Pawtucket’s Sacred Heart Church creates warm memories

Father John A. Kiley
Posted

It was not the front page or the editorial page or the letters to the editor in the Providence Journal a couple of weeks ago that caught my attention, but rather the real estate section.

There amid the saleable mills and available apartments and new condominiums was a photograph of Sacred Heart Church on Park Street in Pawtucket, my first priestly assignment.

The ample basilica-style edifice dates from 1955 when Father Robert Cassidy built the flat-roofed, air-conditioned, rectangular structure to replace the original parish church lost in a fire. On my arrival in 1966, Sacred Heart Parish and its Pleasant View neighborhood were just beginning to recede from their glory days.

There were three priests in the rectory. More than 20 religious Sisters of St. Joseph of Springfield lived in the parish convent and ministered in the parish grammar school and the parish girls’ high school.

The Sacred Heart Guild still sponsored perennial Christmas bazaars supplying much of Pawtucket with homemade afghans, ceramics and cakes. The parish CYO was competitive in football as well as basketball.

Many members of old Irish families were still active parishioners at that time.

Mary Cronin, Helen Devlin, Mildred Kane, Anna McCabe and many others attended devotions, sold tickets and generously supported their dear parish church.

James Doyle, John Nolan, Mike Leonard, Freddie Callahan and many other men gently offered advice to their pastors, ushered at church and collected for the Catholic Charity Fund Appeal.

Nellie Vance, Molly Acheson and Mary Barry were homebound Communion calls by the time of my arrival.

Their tales provided a marvelous continuity with the past. They seemed to have been parishioners from the foundation of the parish.

Two pastors guided the parish during my four-year assignment. Father Cassidy, also a Woonsocket native, was a bit of a martinet.

Curates had to be in the rectory by 9 p.m. when “on duty” and by 10 p.m. on their days off. Lay people could not be fed nor were they ever to be taken above the first floor (wise advice).

If guests or parishioners lingered too long in the rectory office, he would flick the hallway lights on and off as a signal that they had overstayed their welcome.

When the Host-making equipment of the Sisters of St.
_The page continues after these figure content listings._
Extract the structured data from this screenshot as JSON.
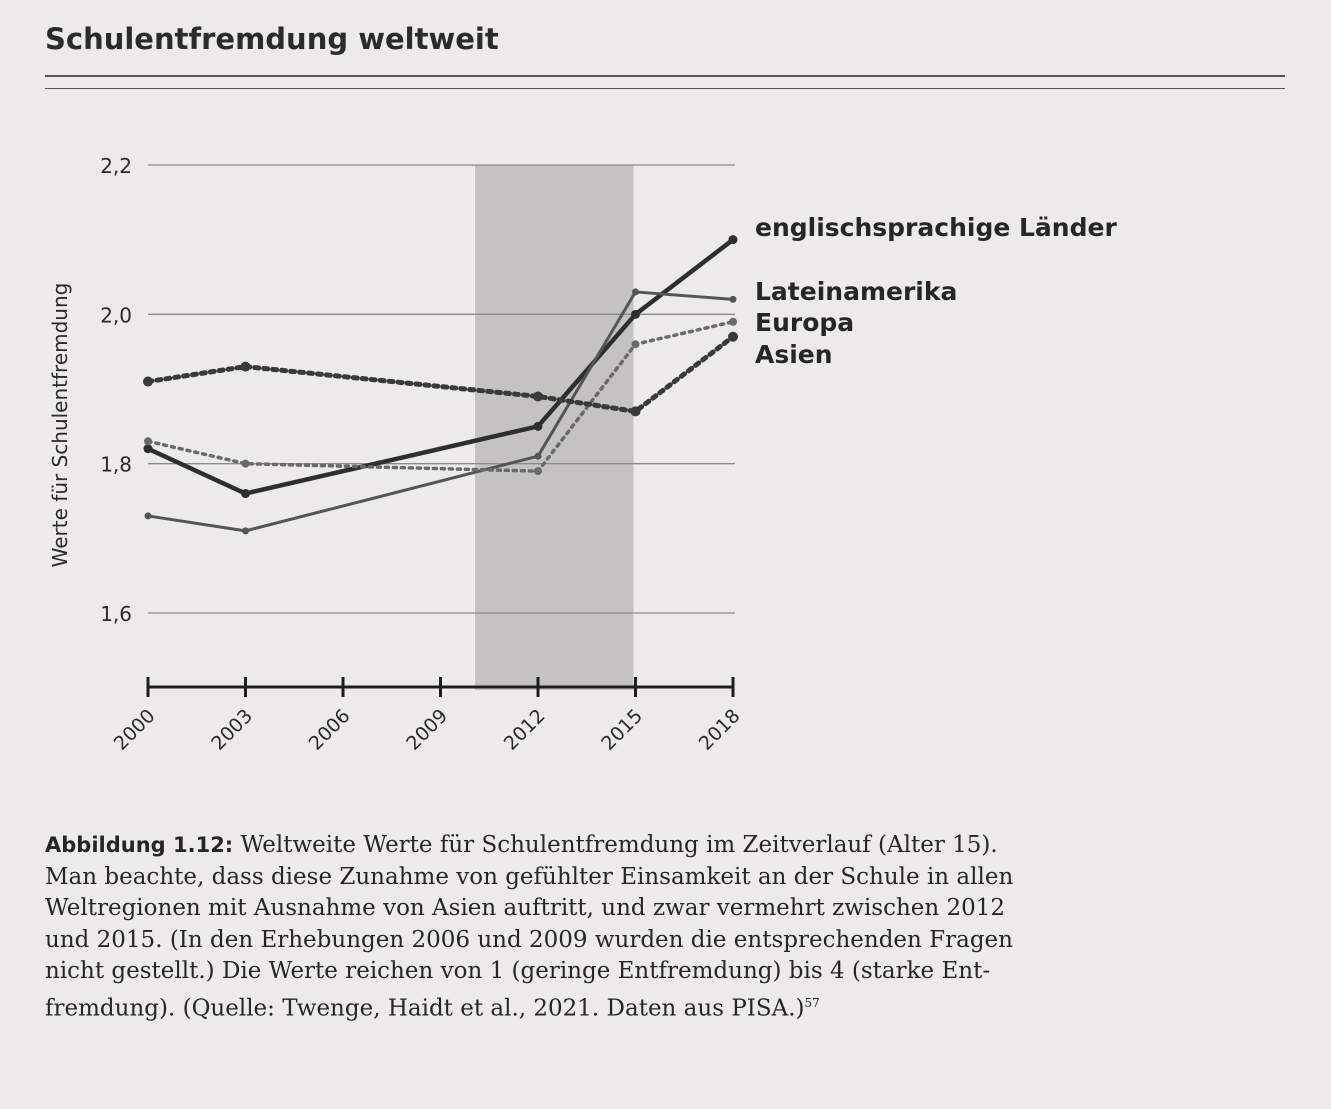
{
  "title": "Schulentfremdung weltweit",
  "chart_data": {
    "type": "line",
    "title": "Schulentfremdung weltweit",
    "xlabel": "",
    "ylabel": "Werte für Schulentfremdung",
    "x": [
      2000,
      2003,
      2006,
      2009,
      2012,
      2015,
      2018
    ],
    "x_tick_labels": [
      "2000",
      "2003",
      "2006",
      "2009",
      "2012",
      "2015",
      "2018"
    ],
    "ylim": [
      1.6,
      2.2
    ],
    "y_ticks": [
      1.6,
      1.8,
      2.0,
      2.2
    ],
    "y_tick_labels": [
      "1,6",
      "1,8",
      "2,0",
      "2,2"
    ],
    "grid": true,
    "shaded_region": [
      2012,
      2015
    ],
    "legend_placement": "right (direct labels)",
    "series": [
      {
        "name": "englischsprachige Länder",
        "style": "thick-solid",
        "x": [
          2000,
          2003,
          2012,
          2015,
          2018
        ],
        "values": [
          1.82,
          1.76,
          1.85,
          2.0,
          2.1
        ]
      },
      {
        "name": "Lateinamerika",
        "style": "thin-solid",
        "x": [
          2000,
          2003,
          2012,
          2015,
          2018
        ],
        "values": [
          1.73,
          1.71,
          1.81,
          2.03,
          2.02
        ]
      },
      {
        "name": "Europa",
        "style": "thin-dotted",
        "x": [
          2000,
          2003,
          2012,
          2015,
          2018
        ],
        "values": [
          1.83,
          1.8,
          1.79,
          1.96,
          1.99
        ]
      },
      {
        "name": "Asien",
        "style": "thick-dotted",
        "x": [
          2000,
          2003,
          2012,
          2015,
          2018
        ],
        "values": [
          1.91,
          1.93,
          1.89,
          1.87,
          1.97
        ]
      }
    ]
  },
  "caption": {
    "label": "Abbildung 1.12:",
    "lines": [
      " Weltweite Werte für Schulentfremdung im Zeitverlauf (Alter 15).",
      "Man beachte, dass diese Zunahme von gefühlter Einsamkeit an der Schule in allen",
      "Weltregionen mit Ausnahme von Asien auftritt, und zwar vermehrt zwischen 2012",
      "und 2015. (In den Erhebungen 2006 und 2009 wurden die entsprechenden Fragen",
      "nicht gestellt.) Die Werte reichen von 1 (geringe Entfremdung) bis 4 (starke Ent-",
      "fremdung). (Quelle: Twenge, Haidt et al., 2021. Daten aus PISA.)"
    ],
    "footnote": "57"
  }
}
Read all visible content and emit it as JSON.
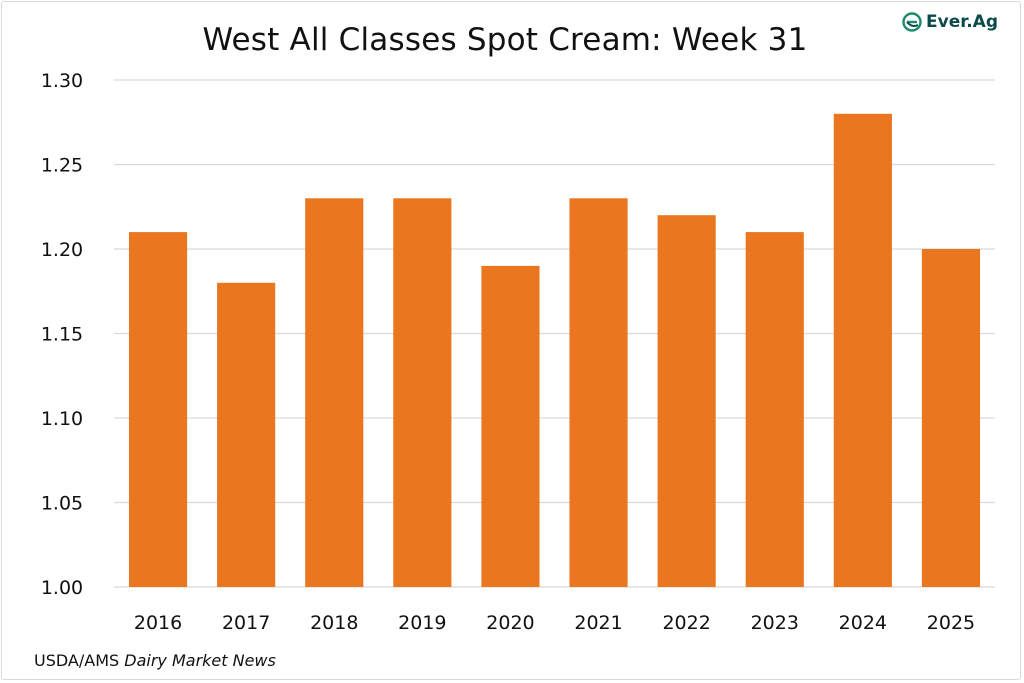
{
  "brand": {
    "name": "Ever.Ag",
    "icon": "everag-logo-icon",
    "color": "#1f8a6b"
  },
  "source": {
    "prefix": "USDA/AMS",
    "italic": "Dairy Market News"
  },
  "chart_data": {
    "type": "bar",
    "title": "West All Classes Spot Cream: Week 31",
    "xlabel": "",
    "ylabel": "",
    "categories": [
      "2016",
      "2017",
      "2018",
      "2019",
      "2020",
      "2021",
      "2022",
      "2023",
      "2024",
      "2025"
    ],
    "values": [
      1.21,
      1.18,
      1.23,
      1.23,
      1.19,
      1.23,
      1.22,
      1.21,
      1.28,
      1.2
    ],
    "ylim": [
      1.0,
      1.3
    ],
    "yticks": [
      "1.00",
      "1.05",
      "1.10",
      "1.15",
      "1.20",
      "1.25",
      "1.30"
    ],
    "grid": true,
    "legend": "none",
    "bar_color": "#ea761f",
    "grid_color": "#d9d9d9"
  }
}
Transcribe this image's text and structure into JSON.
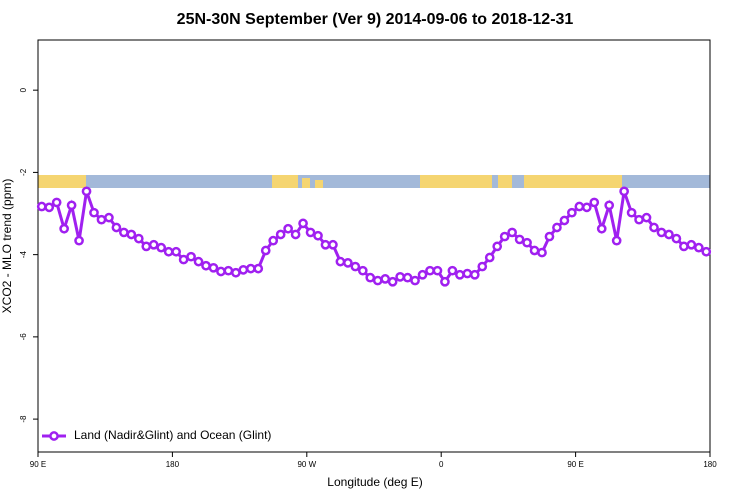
{
  "chart_data": {
    "type": "line",
    "title": "25N-30N September (Ver 9)   2014-09-06 to 2018-12-31",
    "xlabel": "Longitude (deg E)",
    "ylabel": "XCO2 - MLO trend (ppm)",
    "xlim": [
      90,
      540
    ],
    "ylim": [
      -8.8,
      1.22
    ],
    "xticks": [
      {
        "value": 90,
        "label": "90 E"
      },
      180,
      {
        "value": 270,
        "label": "90 W"
      },
      {
        "value": 360,
        "label": "0"
      },
      {
        "value": 450,
        "label": "90 E"
      },
      {
        "value": 540,
        "label": "180"
      }
    ],
    "yticks": [
      -8,
      -6,
      -4,
      -2,
      0
    ],
    "legend": "bottom-left",
    "x": [
      92.5,
      97.5,
      102.5,
      107.5,
      112.5,
      117.5,
      122.5,
      127.5,
      132.5,
      137.5,
      142.5,
      147.5,
      152.5,
      157.5,
      162.5,
      167.5,
      172.5,
      177.5,
      182.5,
      187.5,
      192.5,
      197.5,
      202.5,
      207.5,
      212.5,
      217.5,
      222.5,
      227.5,
      232.5,
      237.5,
      242.5,
      247.5,
      252.5,
      257.5,
      262.5,
      267.5,
      272.5,
      277.5,
      282.5,
      287.5,
      292.5,
      297.5,
      302.5,
      307.5,
      312.5,
      317.5,
      322.5,
      327.5,
      332.5,
      337.5,
      342.5,
      347.5,
      352.5,
      357.5,
      362.5,
      367.5,
      372.5,
      377.5,
      382.5,
      387.5,
      392.5,
      397.5,
      402.5,
      407.5,
      412.5,
      417.5,
      422.5,
      427.5,
      432.5,
      437.5,
      442.5,
      447.5,
      452.5,
      457.5,
      462.5,
      467.5,
      472.5,
      477.5,
      482.5,
      487.5,
      492.5,
      497.5,
      502.5,
      507.5,
      512.5,
      517.5,
      522.5,
      527.5,
      532.5,
      537.5
    ],
    "series": [
      {
        "name": "Land (Nadir&Glint) and Ocean (Glint)",
        "color": "#a020f0",
        "values": [
          -2.83,
          -2.85,
          -2.73,
          -3.37,
          -2.8,
          -3.66,
          -2.46,
          -2.98,
          -3.15,
          -3.1,
          -3.34,
          -3.46,
          -3.51,
          -3.61,
          -3.8,
          -3.76,
          -3.83,
          -3.93,
          -3.93,
          -4.12,
          -4.05,
          -4.17,
          -4.27,
          -4.32,
          -4.41,
          -4.39,
          -4.44,
          -4.37,
          -4.34,
          -4.34,
          -3.9,
          -3.66,
          -3.51,
          -3.37,
          -3.51,
          -3.24,
          -3.46,
          -3.54,
          -3.76,
          -3.76,
          -4.17,
          -4.2,
          -4.29,
          -4.39,
          -4.56,
          -4.63,
          -4.59,
          -4.66,
          -4.54,
          -4.56,
          -4.63,
          -4.49,
          -4.39,
          -4.39,
          -4.66,
          -4.39,
          -4.49,
          -4.46,
          -4.49,
          -4.29,
          -4.07,
          -3.8,
          -3.56,
          -3.46,
          -3.63,
          -3.71,
          -3.9,
          -3.95,
          -3.56,
          -3.34,
          -3.17,
          -2.98,
          -2.83,
          -2.85,
          -2.73,
          -3.37,
          -2.8,
          -3.66,
          -2.46,
          -2.98,
          -3.15,
          -3.1,
          -3.34,
          -3.46,
          -3.51,
          -3.61,
          -3.8,
          -3.76,
          -3.83,
          -3.93
        ]
      }
    ]
  }
}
Joseph broke down, they had to supply Hosts from Cavanaugh at their own expense.

Father Edmund Mullen, originally from Boston, was my second pastor. He kept a very nice house. The rectory was painted and carpeted from bottom to top. Rare roast beef was served every Sunday night.

Cocktails were offered during the “Merv Griffin Show” on Fridays. He would “cover” if you wanted to go to a Reds hockey game at the old auditorium.

If one did not mind a mammoth St. Bernard dog begging food at the rectory table, it was a comfortable life.

A saying among priests promises, “Your first parish will steal your heart.” Certainly this was true of my experience at Sacred Heart in all aspects.

Some lifelong friends were made at that parish, and my esteem for the Sisters of St. Joseph has never waned. Respect for the traditional annual parish census was engendered.

The pulse of the parish could be taken by visiting Barry’s Drug Store in the afternoon or by dropping into the L’il Rhody Tavern in the evening.

The order and stability found in the inflexible parish routine was more reassuring than frustrating.

The novelties from Vatican II unfolding piecemeal during that era were quite exciting but might be somewhat embarrassing now.

The novelties coming from President Lyndon B. Johnson’s administration were equally invigorating.

The Blackstone Valley Community Action Program grew apace in its attempt to stabilize, if not revitalize, the old Pleasant View neighborhood.

Meetings abounded as both the parish and the public faced predictable change.

My four years in Pleasant View were supportive, affirming and encouraging.

I was fortunate to experience the workings of the old, pre-Vatican II Church in its final throes and the lasting bonds of an old, ethnic neighborhood.

Inevitably, Pawtucket’s loss became Lincoln, Cumberland and Seekonk’s gain.

Parishes that were once mere rural outposts when Sacred Heart flourished are now high on the diocesan personnel board’s list of desirable “plums.”

The American Catholic experience of neighborhood church, rectory, convent and school that arose in the 19th century and flourished in the 20th century deserves a worthy successor to lead the church into the 21st century.